As early as 2015, the average Arab will be forced to survive on less than 500 cubic metres of water a year, a level defined as severe scarcity. Shifts in rainfall patterns will certainly affect crops, particularly rice. A "business-as-usual model" for climate change suggests global average temperatures could rise by 4°C by mid-century, and this would devastate agriculture in the Middle East and North Africa, with crop yields perhaps falling by 23-35% with weak carbon fertilisation, or 15-20% with strong carbon fertilisation.
The worldwide cost of infrastructural development capable of responding to the intensifying water crisis could amount to trillions of dollars, and even then the creation of this new infrastructure would itself be energy intensive and would therefore only mitigate the impact of scarcity on richer countries.
Hydrocarbon energy depletion is due to complicate matters even more. In its latest "World Energy Outlook" for 2010 the International Energy Agency (IEA) argued that conventional oil production worldwide most probably peaked in 2006, and is now progressively declining. This conclusion certainly fits the latest production data, which shows that world oil production, has been undulating but gradually declining since around 2005. Yet the IEA also argued that the shortfall will be made up from greater exploitation of unconventional oil and gas sources, albeit at far higher prices because of the greater environmental, energy and extraction costs.
The bad news is that the IEA’s optimism about unconventional sources could be fundamentally misplaced. The six biggest Middle East oil producing countries officially hold around 74bn barrels (Gbs) of proven oil reserves between them. But British geologist Euan Mearns of Aberdeen University notes that published reserve data puts the most likely size of these reserves at only around 350 Gbs. And the UK government’s former chief scientific adviser, Sir David King, found in a study for Energy Policy that official world oil reserves had been overstated by up to a third – implying that we are on the verge of a major ‘tipping point’ in oil production. Other studies by Sweden's Uppsala University, Reading and Newcastle Universities in the UK and Boston University in the U.S. suggest that the energy return on energy invested (EROI) of unconventional oil and gas sources, even accounting for technological advances, will be too small to mitigate peak oil.
All this means not only that the era of cheap oil is over, but that within the next decade or so major oil producing countries will increasingly struggle against costly, below-ground geological constraints.
If that proves to be the case, then by 2020, perhaps as early as 2015, the contribution of Middle East oil to world energy consumption could become negligible.
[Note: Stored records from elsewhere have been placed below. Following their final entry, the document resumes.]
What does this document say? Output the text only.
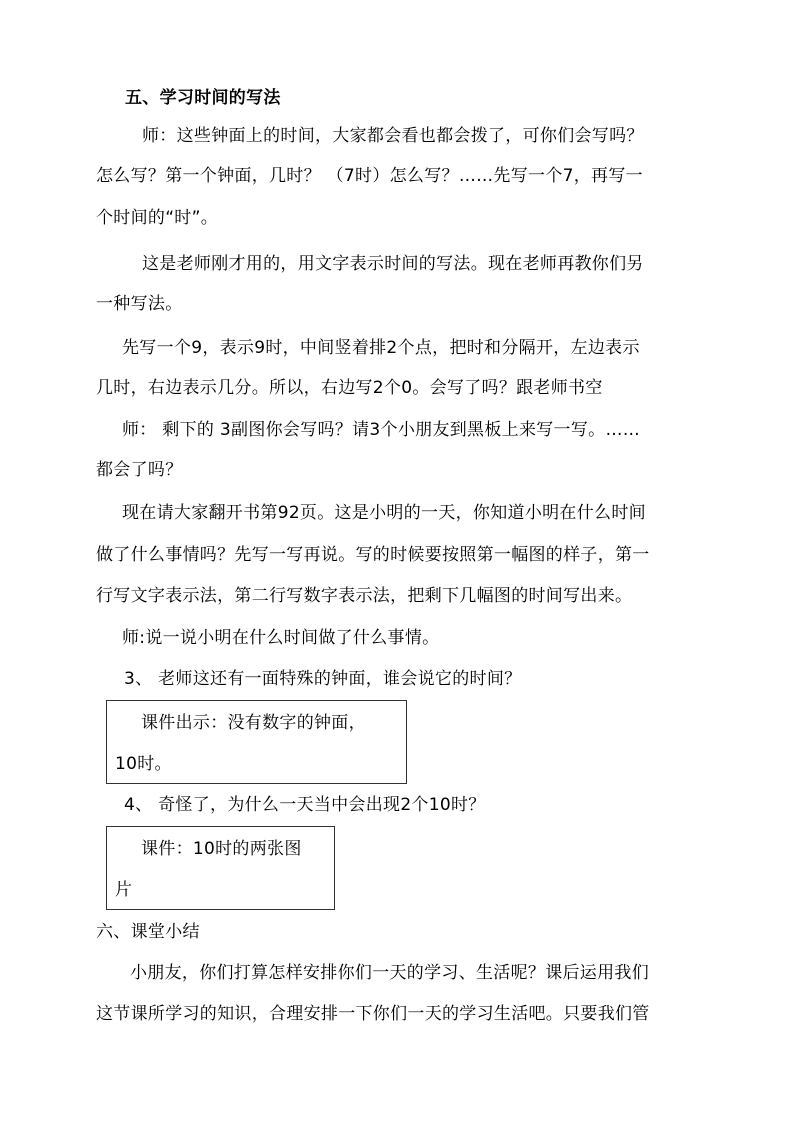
五、学习时间的写法
师：这些钟面上的时间，大家都会看也都会拨了，可你们会写吗？
怎么写？第一个钟面，几时？ （7时）怎么写？……先写一个7，再写一
个时间的“时”。
这是老师刚才用的，用文字表示时间的写法。现在老师再教你们另
一种写法。
先写一个9，表示9时，中间竖着排2个点，把时和分隔开，左边表示
几时，右边表示几分。所以，右边写2个0。会写了吗？跟老师书空
师： 剩下的 3副图你会写吗？请3个小朋友到黑板上来写一写。……
都会了吗？
现在请大家翻开书第92页。这是小明的一天，你知道小明在什么时间
做了什么事情吗？先写一写再说。写的时候要按照第一幅图的样子，第一
行写文字表示法，第二行写数字表示法，把剩下几幅图的时间写出来。
师:说一说小明在什么时间做了什么事情。
3、 老师这还有一面特殊的钟面，谁会说它的时间？
课件出示：没有数字的钟面，
10时。
4、 奇怪了，为什么一天当中会出现2个10时？
课件：10时的两张图
片
六、课堂小结
小朋友，你们打算怎样安排你们一天的学习、生活呢？课后运用我们
这节课所学习的知识，合理安排一下你们一天的学习生活吧。只要我们管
That in turn would mean a catastrophic loss of state revenues for what are now the major Arab oil producing countries, rendering them highly vulnerable to the converging impacts of existing water shortages, rapid demographic expansion, climate change induced-droughts and declining crop yields.
This worst-case scenario is not inevitable, but there is only a very short window of opportunity for policies to change the situation. Revising water conservation, management and distribution efforts that have been neglected can reduce water consumption and increase efficiency, but these need to be combined with radical efforts to speed the transition away from oil dependence to a zero-carbon renewable energy infrastructure. Furthermore, concerted investments in health, education and citizens' rights, especially for women, are the key tools for alleviating population growth in the region, and unless Arab governments pursue these policy measures urgently they are unlikely to survive beyond the first quarter of this century.